Aujourd’hui, mes employeurs ont l’âge de mes propres enfants, les tout-petits que j’accueille celui de mes petits-enfants. Je me pose cette question : le regard que nous portons sur notre métier est-il différent selon les générations ? Mes jeunes collègues, peut-être elles-mêmes jeunes mamans ou en âge de l’être, appréhendent-elles différemment notre profession ? La toute petite enfance qui est au cœur de nos préoccupations souffre-t-elle de différentes interprétations suivant l’âge des personnes qui s’occupent des bébés ? La relation salariée-employeurs est-elle différente lorsque nos employeurs sont bien plus jeunes que nous ? Suis-je moi-même différente que lorsque j’ai commencé à travailler ? Sans nul doute !

Les années qui passent apportent de l’expérience, un certain recul, si ce n’est une certaine forme de confiance en soi, en ses compétences, mais aussi parfois du découragement et de la lassitude.
À revivre sans cesse les mêmes situations, différentes et pourtant semblables, comment garder la flamme, la générosité, la bienveillance ? À entendre les mêmes questions, à prodiguer les mêmes réponses, et cela au fil des années, comment continuer à garder la curiosité intellectuelle, la vivacité d’esprit, la part de spontanéité indispensable à toute relation vraie ? Heureusement, il y a les bébés, toujours différents, toujours porteurs de joie et de bonheur.
Chaque nouvel accueil est un renouvellement, un départ à zéro pour cet enfant-là. Aucune monotonie, aucune lassitude. Ce bébé-là est forcément différent des dizaines d’autres que l’on a pu accueillir, il apporte avec lui un vent de changement et de fraîcheur !

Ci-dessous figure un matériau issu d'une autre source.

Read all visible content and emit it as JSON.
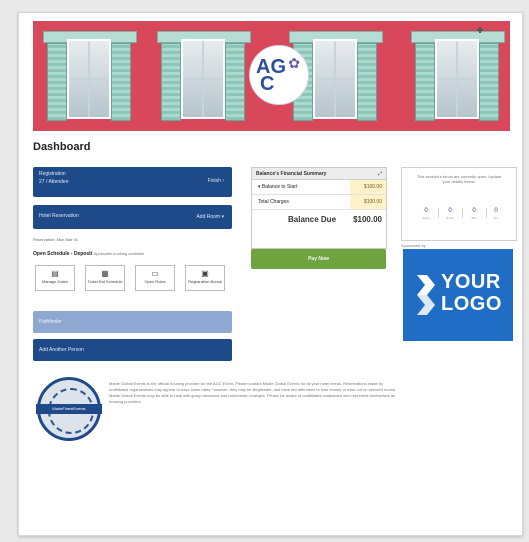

Notre profession a cela de commun avec les professions libérales : il n’existe pas vraiment d’âge limite pour l’exercer. Tant que les forces physiques sont là, tant que la santé est bonne, tant que la volonté de continuer à travailler reste chevillée au corps, tant que cet élan qui nous porte vers la toute petite enfance est toujours vivace, le renouvellement d’agrément peut nous être accordé sans limite d’âge. Certaines d’entre nous, épuisées, percluses de douleurs, nerveusement à bout, attendent la retraite en comptant les années, les mois. D’autres au contraire, en repoussent toujours un peu plus la date. Pourquoi ? *

Pour beaucoup, travailler, c’est rester dans la vie, c’est participer à un dessein commun, c’est se lever le matin avec un projet. Bien au-delà de l’âge de la retraite, les auteurs continuent à écrire, les cinéastes à tourner des films, les chanteurs à chanter. Les assistantes maternelles aussi parfois, à accueillir des enfants. Les pleurs des bébés sont certes éprouvants, mais leurs rires, leurs petites mains qui se tendent vers nous, leur confiance naturelle, leurs « ma nounou » qui nous font fondre nous manqueraient trop ! Les petits pas qui courent dans la maison, les petits lits douillets, les jouets qui traînent partout : notre maison serait sans doute bien mieux rangée, bien plus propre sans tout ça, mais aussi bien plus triste et vide. Être assistante maternelle, c’est ouvrir sa maison et son cœur aux enfants et à leurs parents. C’est savoir donner de sa personne, trop parfois. Mais ne nous leurrons pas : si certaines d’entre nous continuent à travailler, c’est aussi parce qu’elles ne pourront malheureusement pas vivre de leur petite retraite.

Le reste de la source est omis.